When I wrote Ocean Rises, I wasn’t just thinking about the beauty of the sea — I was thinking about how the world’s oceans are struggling under the weight of pollution. Beneath the waves, a crisis is unfolding that affects marine life, coastal communities, and ultimately all of us.

A Sea Choking on Waste

Every year, between 9 and 12 million tonnes of plastic waste enter the world’s oceans — that’s roughly 17 tonnes every minute. Most of this pollution doesn’t come from ships or ocean traffic — about 80% comes from land, carried by rivers and runoff from farms, cities, and roads. UNFCCC

Right now, scientists estimate that there are 75 to 199 million tonnes of plastic in our oceans, and that number is growing every year. Sci-Tech Today

Plastic doesn’t simply disappear. Instead, it breaks down into tiny fragments. Microplastics — plastic pieces smaller than 5 millimetres — now make up the vast majority of plastic pollution in open water, and these particles are entering the food chain from the smallest plankton to the fish we eat. Sci-Tech Today

Invisible Threats, Visible Damage

Plastic isn’t the only problem. Pollution from agricultural runoff, chemicals, untreated sewage, and industrial waste also flows into the sea, poisoning habitats and harming marine animals. The Environmental Institute

The consequences are real and measurable:

  • 100 million marine animals die each year due to plastic pollution alone. Condor Ferries

  • Plastics can take hundreds of years to decompose, meaning that the waste we create now could still be in the oceans long after we’re gone. UNFCCC

  • Rivers are a major source — just 1,000 rivers contribute roughly 80% of plastic entering the oceans annually. Sci-Tech Today

From Beauty to Burden

To many of us, the ocean is a source of wonder — a place of beauty, life, and mystery. But as pollution increases, that beauty is threatened. Beaches around the world are littered with plastic debris, and even remote ecosystems — from coral reefs to deep-sea trenches — are being contaminated.

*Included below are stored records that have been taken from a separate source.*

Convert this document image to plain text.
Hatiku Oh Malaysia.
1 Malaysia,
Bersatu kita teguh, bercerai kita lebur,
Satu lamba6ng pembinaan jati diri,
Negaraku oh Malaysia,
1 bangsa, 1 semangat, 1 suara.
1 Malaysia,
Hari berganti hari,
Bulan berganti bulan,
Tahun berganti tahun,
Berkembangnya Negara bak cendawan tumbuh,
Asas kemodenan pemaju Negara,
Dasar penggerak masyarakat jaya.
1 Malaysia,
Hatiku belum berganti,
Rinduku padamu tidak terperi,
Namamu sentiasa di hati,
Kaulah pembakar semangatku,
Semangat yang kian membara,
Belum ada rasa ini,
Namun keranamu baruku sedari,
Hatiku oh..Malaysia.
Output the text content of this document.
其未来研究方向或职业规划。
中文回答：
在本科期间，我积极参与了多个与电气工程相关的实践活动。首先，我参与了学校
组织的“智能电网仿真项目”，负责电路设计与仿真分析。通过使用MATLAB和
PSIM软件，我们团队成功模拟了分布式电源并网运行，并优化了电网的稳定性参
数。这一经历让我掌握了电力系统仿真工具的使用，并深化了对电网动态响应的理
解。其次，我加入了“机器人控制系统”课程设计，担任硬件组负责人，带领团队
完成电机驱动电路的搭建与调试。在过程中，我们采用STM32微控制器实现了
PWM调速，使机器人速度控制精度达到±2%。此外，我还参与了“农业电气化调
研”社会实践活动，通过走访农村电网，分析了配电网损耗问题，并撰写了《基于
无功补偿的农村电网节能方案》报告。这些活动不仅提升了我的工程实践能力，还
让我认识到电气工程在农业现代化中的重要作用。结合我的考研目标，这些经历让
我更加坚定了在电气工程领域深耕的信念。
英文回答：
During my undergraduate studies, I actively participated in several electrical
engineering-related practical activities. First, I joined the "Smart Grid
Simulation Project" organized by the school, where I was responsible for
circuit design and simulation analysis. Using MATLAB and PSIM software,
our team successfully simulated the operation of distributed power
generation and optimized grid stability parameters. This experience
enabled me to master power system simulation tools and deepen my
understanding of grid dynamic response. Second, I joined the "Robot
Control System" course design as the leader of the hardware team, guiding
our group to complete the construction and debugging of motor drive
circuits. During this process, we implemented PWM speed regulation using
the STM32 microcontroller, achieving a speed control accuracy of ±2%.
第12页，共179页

GreenMatch.co.uk

This isn’t just an environmental issue — it’s a cultural and human issue. Billions of people depend on oceans for food, income, and climate regulation, yet pollution undermines every one of these benefits. GreenMatch.co.uk

Turning the Tide

Songs like Ocean Rises are about more than emotion — they’re about awareness. Every piece of plastic we prevent from reaching the ocean, every river cleanup, every policy that reduces single-use plastics, helps to protect that fragile ecosystem.

As the ocean’s heartbeat changes, Ocean Rises becomes more than a song — it becomes a call to listen.